SON DAKİKA

4 Ekim 2008 Cumartesi

Leonardo'nun Bisikleti

İmkânsızı istemekten hiçbir zaman vazgeçme
Leonardo Da Vinci






Leonardo Da Vinci Ve İcatları
G
azeteci yazar Can Yücel, Leonardo Da Vinci’nin son üç yılını geçirdiği Fransa’daki şatoyu gezdikten sonra bir yazı kaleme aldı. Bu yazısında Leonardo’nun not defterlerinden bir öyküyü aktarıyordu okurlarına. Bir taşın hikâyesini:

"Yağmurların yıkayıp açığa çıkarttığı irice bir taştı bu... Yükseklerde bir koruda, rengârenk çiçeklerle kuşatılmış biçimde duruyordu.

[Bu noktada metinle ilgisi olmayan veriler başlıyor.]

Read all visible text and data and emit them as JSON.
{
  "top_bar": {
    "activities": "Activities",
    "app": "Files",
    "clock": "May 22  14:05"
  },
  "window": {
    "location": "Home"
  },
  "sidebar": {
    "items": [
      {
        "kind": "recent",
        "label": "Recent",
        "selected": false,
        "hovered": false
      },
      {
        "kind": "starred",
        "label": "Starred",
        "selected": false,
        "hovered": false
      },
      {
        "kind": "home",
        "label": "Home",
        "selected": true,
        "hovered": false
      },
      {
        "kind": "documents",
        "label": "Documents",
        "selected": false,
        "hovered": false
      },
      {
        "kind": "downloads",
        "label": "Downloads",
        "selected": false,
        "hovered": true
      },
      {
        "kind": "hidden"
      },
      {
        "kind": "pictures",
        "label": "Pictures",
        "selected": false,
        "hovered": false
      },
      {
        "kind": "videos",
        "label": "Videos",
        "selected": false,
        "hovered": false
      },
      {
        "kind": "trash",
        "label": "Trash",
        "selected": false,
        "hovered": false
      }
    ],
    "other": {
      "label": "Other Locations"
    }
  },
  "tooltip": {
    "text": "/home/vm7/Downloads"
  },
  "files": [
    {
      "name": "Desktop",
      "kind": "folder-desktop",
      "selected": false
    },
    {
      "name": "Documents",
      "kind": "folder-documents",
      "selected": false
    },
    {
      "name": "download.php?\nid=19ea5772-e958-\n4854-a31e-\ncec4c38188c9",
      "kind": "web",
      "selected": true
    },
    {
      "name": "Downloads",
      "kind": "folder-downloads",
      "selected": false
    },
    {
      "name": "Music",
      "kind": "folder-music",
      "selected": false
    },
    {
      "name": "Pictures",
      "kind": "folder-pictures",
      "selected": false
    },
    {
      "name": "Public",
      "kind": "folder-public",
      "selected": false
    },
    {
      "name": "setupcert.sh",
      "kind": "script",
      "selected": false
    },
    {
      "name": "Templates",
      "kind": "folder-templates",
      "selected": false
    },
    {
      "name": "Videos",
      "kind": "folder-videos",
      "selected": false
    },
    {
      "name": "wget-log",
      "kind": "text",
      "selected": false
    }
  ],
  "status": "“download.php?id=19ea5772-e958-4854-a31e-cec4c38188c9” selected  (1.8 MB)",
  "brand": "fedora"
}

Durduğu yerden, üstüne taşlar saçılmış bir yola bakıyordu.
Yoldaki taşları gördükçe onların arasına katılma arzusu duyuyordu.
"Ne işim var burada çiçeklerin arasında; aşağıda kendi türümle bir arada olmalıyım" diye düşünüyordu.
Bir gün koruluktan yamacın dibine yuvarlanıp diğer taşlara katıldı.
Ancak çok geçmeden, önce atların toynakları, sonra araba tekerlekleri, ardından da yoldan geçenlerin ayakları ezdi, tekmeledi onu...
Çamura ya da hayvan pisliğine bulandığı o günlerde başını kaldırıp çaresizce ayrıldığı çiçekli tepeye bakardı taş; inzivadaki o mutluluk köşesine...
Leonardo bu öykünün sonuna şu notu düşmüştü:
"İşte, tek başına ve düşüncelere dalmış olarak geçirdiği yaşamı terk edip çılgınca davranmak için en bayağı insanların arasına katılanların başına bu gelir.”
Da Vinci kendi hikâyesini böyle yazmıştı meşhur not defterine. “24 yaşında, döneminin en büyük sanatçısı tahtına oturmak üzereyken eş cinselliği yüzünden açılan bir davayla bunalıma girmişti.
Yukarıdaki notlar, o bunalımın iz düşümleriydi. Biyografisini yazan Michael White'a göre ("İlk Bilgin", İnkılâp, 2000) bu bunalım, o toy delikanlının hamurunu yoğurmuş ve ondan olgun Leonardo'yu yaratmıştı. “


İşte o; olgun Leonardo hayatını geçirmek istediği yere, çiçekli tepeye tekrardan çıkmış ve bu sefer geri inmek istememişti. İşte bugün hayran kaldığımız İtalyan Rönesans mimar, müzisyen, anatomist, mucit, mühendis, heykeltıraş, geometrici ve ressamı Leonardo Da Vinciböyle doğdu.

Leonardo: Evrensel Deha

Leonardo Da Vinci ismini herkes bir şekilde duymuştur. Meşhur Mona Lisa’sını, Mona Lisa’nın yüzündeki gülüşünün sırrını duymuşlardır bir şekilde. Ya da Dan Brown’un popüler kitabı “The Da Vinci Code”u okumuş; olmadı milyon dolarlık Hollywood uyarlama filmine gitmişlerdir(Yön: Ron Howard). Ve çok sayıda olmasa da icatları hakkında da bir şeyler duyanların sayısı da az değildir.
Ben bu “bir şeyler duyan” sınıfından biri olarak,  Da Vinci icatları sergisi iki sene önce Ankara’ya geldiğinde gittim. Bu sergiye gittiğimde neyle karşılaşacağımı bilmiyordum aslında. İcatları hakkında duyduklarım da “Büyük Usta”nın hayatı hakkında bildiklerim kadar sınırlıydı. Uçmayı denemişti, evet bunu duymuştum. Anatomiyle ilgilenmişti, evet bu da yabancı değildi zihnime. Ama bir robot, suyun üstünde yürüme paletleri, zırhlı tank, top, makineli tüfek, bisiklet, vinç ve günlük hayatımızda umursamadan kullandığımız o kadar alet… Bunların fikir babası olduğunu düşünmek mi; bu çok uzağımdaydı.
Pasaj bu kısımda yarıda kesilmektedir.